The name of Omar Maturano is associated with the railway. For more than three decades he has been the general secretary of La Fraternidad, the union of train and locomotive machinists (conductors), a union that in the golden years of the sector in Argentina had representatives in most of the towns and cities in which there was a train station.
As the years went by and the closure of branches, the powerful railway union lost power, but not its general secretary.
The union member’s assets grew with properties abroad, houses, apartments and high-end cars, all registered in his wife’s name.
This investigation arises from information revealed on LN+ by journalist Luis Gasulla, who reported in great detail that Maturano had a house in a farm country on the outskirts of Chascomús, in the province of Buenos Aires. Maturano’s property is made up of two lots of one hectare each. On one lot he built the house and on another a stable for show jumping horses, a passion of his wife María Fernanda Selva, 36 years old.
From this name, NOTICIAS found a company based in Delaware, United States, called Pampa Investments LLC that belongs to Selva and that also owns an apartment in Miami in the Skyline on Brickell Condominium tower. According to records accessed by this magazine, the apartment is valued at around $450,000.
This is not the only property of Selva, Maturano’s wife. The family house is in Villa Ortúzar, on Plaza Street, and is a 560-square-meter property with more than 40 square meters deep, which makes it one of the few on the block that reaches halfway up the block.
According to Google Street View images, and compared with automotive records, in front of the house on Plaza Street they usually park an Audi Q5 truck, an Audi A1, a RAM truck, a Chevrolet Tracker and even a collectible Ford Falcon, which Maturano has in his wife’s name. The house also underwent modifications: they barred all the windows and added an electric fence.
More goods. In the judicial world, Maturano’s wife also has records. In the Commercial jurisdiction they filed a complaint against him for a conflict with his former partner in a restaurant in San Isidro called Tribu. In that file there is a revealing piece of information: among the documentation provided to Justice is the contract for a concession to set up a gastronomic venture on railroad land, in front of the Anchorena station, of the Tren de la Costa. The contract is between the state railway operator SOFSE and AINOHA SRL, Selva’s company.

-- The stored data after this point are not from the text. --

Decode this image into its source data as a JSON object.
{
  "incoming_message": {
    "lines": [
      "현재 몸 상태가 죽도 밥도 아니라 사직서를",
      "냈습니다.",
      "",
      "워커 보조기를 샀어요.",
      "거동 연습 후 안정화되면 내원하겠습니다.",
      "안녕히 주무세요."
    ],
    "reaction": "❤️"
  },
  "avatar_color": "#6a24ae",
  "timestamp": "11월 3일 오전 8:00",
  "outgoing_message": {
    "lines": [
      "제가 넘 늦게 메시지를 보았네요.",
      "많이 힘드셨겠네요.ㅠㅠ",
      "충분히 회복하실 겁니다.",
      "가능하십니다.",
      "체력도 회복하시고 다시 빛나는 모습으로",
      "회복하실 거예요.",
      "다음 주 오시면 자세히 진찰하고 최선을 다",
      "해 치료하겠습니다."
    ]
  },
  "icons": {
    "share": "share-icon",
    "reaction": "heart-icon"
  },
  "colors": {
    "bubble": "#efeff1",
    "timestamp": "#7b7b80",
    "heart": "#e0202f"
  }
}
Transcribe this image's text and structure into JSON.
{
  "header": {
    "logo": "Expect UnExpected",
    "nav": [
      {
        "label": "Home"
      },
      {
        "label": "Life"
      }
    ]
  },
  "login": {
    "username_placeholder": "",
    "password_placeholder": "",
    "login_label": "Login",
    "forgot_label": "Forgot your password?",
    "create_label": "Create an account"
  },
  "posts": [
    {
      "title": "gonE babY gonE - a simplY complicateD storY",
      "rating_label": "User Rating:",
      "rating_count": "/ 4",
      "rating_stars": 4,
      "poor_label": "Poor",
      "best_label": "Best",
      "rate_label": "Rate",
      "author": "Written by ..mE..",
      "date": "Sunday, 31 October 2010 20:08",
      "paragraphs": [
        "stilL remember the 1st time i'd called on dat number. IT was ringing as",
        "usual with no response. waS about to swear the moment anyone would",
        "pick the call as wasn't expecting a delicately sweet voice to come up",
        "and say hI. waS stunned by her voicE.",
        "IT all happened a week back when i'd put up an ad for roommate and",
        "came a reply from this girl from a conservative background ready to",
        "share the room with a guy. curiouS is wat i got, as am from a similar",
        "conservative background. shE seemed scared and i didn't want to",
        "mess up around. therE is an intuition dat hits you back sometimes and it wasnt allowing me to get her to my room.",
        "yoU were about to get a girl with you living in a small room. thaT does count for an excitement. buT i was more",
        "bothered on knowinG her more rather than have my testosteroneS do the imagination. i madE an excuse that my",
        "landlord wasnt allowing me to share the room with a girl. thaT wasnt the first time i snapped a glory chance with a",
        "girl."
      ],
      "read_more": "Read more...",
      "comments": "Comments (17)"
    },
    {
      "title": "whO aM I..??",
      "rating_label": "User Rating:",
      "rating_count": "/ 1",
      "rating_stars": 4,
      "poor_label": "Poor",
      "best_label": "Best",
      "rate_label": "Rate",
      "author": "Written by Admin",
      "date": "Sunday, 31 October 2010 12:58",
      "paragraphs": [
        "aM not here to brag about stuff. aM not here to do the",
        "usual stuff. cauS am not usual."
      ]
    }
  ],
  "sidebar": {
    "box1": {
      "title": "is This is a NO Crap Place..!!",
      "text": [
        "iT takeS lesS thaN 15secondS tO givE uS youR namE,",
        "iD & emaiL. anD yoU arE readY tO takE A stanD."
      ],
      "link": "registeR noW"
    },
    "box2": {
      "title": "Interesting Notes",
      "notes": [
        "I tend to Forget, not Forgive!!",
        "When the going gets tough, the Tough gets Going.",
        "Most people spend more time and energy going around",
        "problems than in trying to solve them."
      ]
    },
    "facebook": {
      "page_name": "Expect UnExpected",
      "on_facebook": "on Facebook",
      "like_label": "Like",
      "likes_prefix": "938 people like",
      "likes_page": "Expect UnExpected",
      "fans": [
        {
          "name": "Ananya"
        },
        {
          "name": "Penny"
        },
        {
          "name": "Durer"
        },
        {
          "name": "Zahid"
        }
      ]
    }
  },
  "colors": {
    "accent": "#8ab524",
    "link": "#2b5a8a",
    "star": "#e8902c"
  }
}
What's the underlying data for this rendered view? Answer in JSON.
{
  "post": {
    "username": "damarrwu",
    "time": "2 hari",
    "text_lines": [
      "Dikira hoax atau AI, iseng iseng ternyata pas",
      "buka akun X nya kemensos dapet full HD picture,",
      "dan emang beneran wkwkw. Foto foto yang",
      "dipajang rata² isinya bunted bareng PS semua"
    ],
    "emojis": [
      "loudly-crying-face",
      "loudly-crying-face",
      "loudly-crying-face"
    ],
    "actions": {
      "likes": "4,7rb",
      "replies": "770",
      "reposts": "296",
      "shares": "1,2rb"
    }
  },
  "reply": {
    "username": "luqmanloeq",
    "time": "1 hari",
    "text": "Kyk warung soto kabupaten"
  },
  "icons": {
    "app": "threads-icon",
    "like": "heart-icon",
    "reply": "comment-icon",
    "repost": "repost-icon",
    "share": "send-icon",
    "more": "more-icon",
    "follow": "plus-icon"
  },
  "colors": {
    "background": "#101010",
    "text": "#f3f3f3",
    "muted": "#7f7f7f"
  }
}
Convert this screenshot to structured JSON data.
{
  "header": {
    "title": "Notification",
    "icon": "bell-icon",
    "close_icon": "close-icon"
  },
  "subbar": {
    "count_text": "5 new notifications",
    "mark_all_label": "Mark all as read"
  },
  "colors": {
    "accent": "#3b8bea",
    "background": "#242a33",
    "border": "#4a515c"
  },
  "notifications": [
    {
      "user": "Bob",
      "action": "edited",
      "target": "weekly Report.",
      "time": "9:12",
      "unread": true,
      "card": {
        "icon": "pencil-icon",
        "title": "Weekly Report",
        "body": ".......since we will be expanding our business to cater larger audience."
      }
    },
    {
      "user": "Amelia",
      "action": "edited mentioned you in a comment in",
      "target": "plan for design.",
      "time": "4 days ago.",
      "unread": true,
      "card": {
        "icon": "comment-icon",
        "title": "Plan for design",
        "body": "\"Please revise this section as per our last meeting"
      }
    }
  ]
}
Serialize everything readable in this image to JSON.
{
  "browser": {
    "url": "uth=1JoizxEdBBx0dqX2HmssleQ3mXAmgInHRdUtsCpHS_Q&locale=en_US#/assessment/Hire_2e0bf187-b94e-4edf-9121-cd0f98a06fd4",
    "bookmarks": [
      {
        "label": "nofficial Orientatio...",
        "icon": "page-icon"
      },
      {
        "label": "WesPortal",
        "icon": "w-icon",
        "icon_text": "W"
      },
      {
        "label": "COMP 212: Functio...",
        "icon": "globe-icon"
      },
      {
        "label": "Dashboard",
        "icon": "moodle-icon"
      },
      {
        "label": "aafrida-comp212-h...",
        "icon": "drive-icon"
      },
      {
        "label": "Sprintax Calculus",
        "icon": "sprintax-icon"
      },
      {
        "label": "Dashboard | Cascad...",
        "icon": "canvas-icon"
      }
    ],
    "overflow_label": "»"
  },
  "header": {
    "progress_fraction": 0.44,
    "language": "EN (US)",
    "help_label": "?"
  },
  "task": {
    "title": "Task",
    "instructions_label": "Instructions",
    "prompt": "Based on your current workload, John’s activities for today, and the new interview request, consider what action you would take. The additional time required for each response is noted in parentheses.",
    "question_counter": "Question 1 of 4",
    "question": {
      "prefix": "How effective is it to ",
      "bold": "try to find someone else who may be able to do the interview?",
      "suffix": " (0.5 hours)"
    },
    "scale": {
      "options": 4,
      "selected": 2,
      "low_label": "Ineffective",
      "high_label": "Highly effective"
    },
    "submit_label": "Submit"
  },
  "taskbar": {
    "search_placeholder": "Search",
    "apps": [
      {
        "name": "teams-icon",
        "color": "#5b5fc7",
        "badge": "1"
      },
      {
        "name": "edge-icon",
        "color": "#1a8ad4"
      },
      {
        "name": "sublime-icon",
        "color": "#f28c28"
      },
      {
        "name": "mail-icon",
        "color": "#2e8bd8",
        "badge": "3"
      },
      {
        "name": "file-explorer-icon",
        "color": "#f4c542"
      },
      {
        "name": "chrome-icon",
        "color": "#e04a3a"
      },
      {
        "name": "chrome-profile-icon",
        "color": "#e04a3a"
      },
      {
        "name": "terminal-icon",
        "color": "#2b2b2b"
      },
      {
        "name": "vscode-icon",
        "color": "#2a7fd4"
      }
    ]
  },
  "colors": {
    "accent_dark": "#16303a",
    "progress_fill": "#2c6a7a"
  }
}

The document reveals a peculiarity. Selva is, in addition to Maturano’s wife, an employee of Belgrano Cargas, the state freight railway operator that is part, along with SOFSE, of the same group of state companies under the orbit of Ferrocarriles Argentinos. That is, the same State that pays her salary, allocates her the premises and signs the joint payments to her husband.

Selva is an information leak point for Maturano. On her social networks, she publishes photos of trips they made to Southeast Asian countries like Thailand, but there are also photos in the United States, Singapore or England, where they usually stay at the Ritz in London.
In addition to travel, another weakness of Selva is horses. The Chascomús farm was designed to raise equestrian jumping specimens, a passion that he transferred to the daughter he has with the leader of the railroad workers. Selva’s love of horses runs in the family. His grandfather, Obdulio Selva, was a donkey rider, so that passion mutated into another, much more expensive horse-riding activity. So much so that last September he launched a technical clothing and riding equipment business called Obdulio Selva Equestrian Boutique, in tribute to his grandfather. Among the products it offers there are frames from the French brand Hermés.
As in the case of Hugo Moyano, the Truckers union leader, who knew how to build a robust wealth scheme around his wife, Maturano also chose the same path. Different unions, same styles.